In fact, however, and allowing that the movement is hardly monolithic, the French uprising was characterised by a remarkable _refusal to refuse_ to engage with questions of ecology, particularly compared, say, to the fuel-price protests in the UK in 2000 and 2005. Far from being characterised by ecological indifference, what characterised much of the French protest was disagreement between those for whom talk of ecology comes too soon, and those for whom such talk is inextricable from social – class – justice. One example of the former is visible in the claim of the prominent activist Jerôme Rodriguez that ‘[e]ventually, when we obtain the first things, ecology will have its place’; of the latter, the words of another, François Boulot, that ‘[t]he social and ecological emergencies are inseparable’, that ‘[w]e will not be able to operate the ecological transition without an equitable wealth redistribution’.

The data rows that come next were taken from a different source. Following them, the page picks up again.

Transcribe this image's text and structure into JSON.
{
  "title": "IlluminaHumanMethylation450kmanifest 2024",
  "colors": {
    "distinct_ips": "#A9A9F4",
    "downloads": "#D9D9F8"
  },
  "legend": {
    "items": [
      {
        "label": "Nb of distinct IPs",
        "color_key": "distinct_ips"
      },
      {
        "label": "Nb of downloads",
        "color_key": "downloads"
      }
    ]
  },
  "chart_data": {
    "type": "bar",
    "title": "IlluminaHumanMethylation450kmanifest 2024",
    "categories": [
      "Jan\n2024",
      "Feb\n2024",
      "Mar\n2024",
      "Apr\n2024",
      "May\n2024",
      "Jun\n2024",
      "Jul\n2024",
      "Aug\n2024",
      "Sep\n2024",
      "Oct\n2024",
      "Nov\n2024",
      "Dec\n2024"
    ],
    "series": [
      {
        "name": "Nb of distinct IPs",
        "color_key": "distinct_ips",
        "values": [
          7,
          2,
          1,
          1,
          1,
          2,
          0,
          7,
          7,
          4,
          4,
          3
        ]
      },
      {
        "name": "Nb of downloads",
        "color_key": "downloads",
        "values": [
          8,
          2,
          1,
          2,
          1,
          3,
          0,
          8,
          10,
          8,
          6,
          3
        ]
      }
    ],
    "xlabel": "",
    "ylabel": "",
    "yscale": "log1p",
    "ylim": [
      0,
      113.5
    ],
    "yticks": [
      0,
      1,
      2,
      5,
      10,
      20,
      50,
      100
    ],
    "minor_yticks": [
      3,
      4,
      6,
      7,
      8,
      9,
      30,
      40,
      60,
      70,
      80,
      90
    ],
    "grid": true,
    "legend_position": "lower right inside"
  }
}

Rodriguez’s rationale for his position, that ‘nowadays, people aren’t concentrated on this’, is not supported by the superlative gilets jaunes slogans, ‘End of the month, end of the world: same perpetrators, same fight’, and ‘More ice sheets, fewer bankers’. This refusal to compartmentalise is energising evidence of the new politicisation of the moment.

Still, that not everyone opposed to the fuel tax rise has been so assiduous in drawing the connections is in part because the dispersed, privatised accommodation and individualised transportation of modern life offer individualised, immediate-term and distinctively capitalist answer to specifically human strivings.

The concept of the Anthropocene is a tacit acknowledgment that the alienated labour of humanity has itself become a selective evolutionary pressure. It has already forced rapid adaptation in some species, where it has not resulted in extinction, as Bernard Kettlewell’s experiments with peppered moths show. The besooting of tree bark in industrial areas became a powerful selective force, favouring darker moths, harder for birds to see and pick off. Now such pressures are coming for us, as powerful as the asteroid strike behind the Cretaceous-Paleogene mass extinction.

We are compelled to adapt to ourselves.

From this point of view, there is no difference between adaptation and mitigation. To close the fossil fuel plants, to destroy a planet of value, or even, dare we hope, the value-form itself: are these not adaptations?

Of course, this is not what is generally meant by adaptation. Implicit is a Green Zone-style survivalism of the rich; explicitly touted are permanent adaptations of capitalism to the consequences of capitalism. The ideology of ‘adaptation’ has become the ideology of capitalism’s triumph over all life.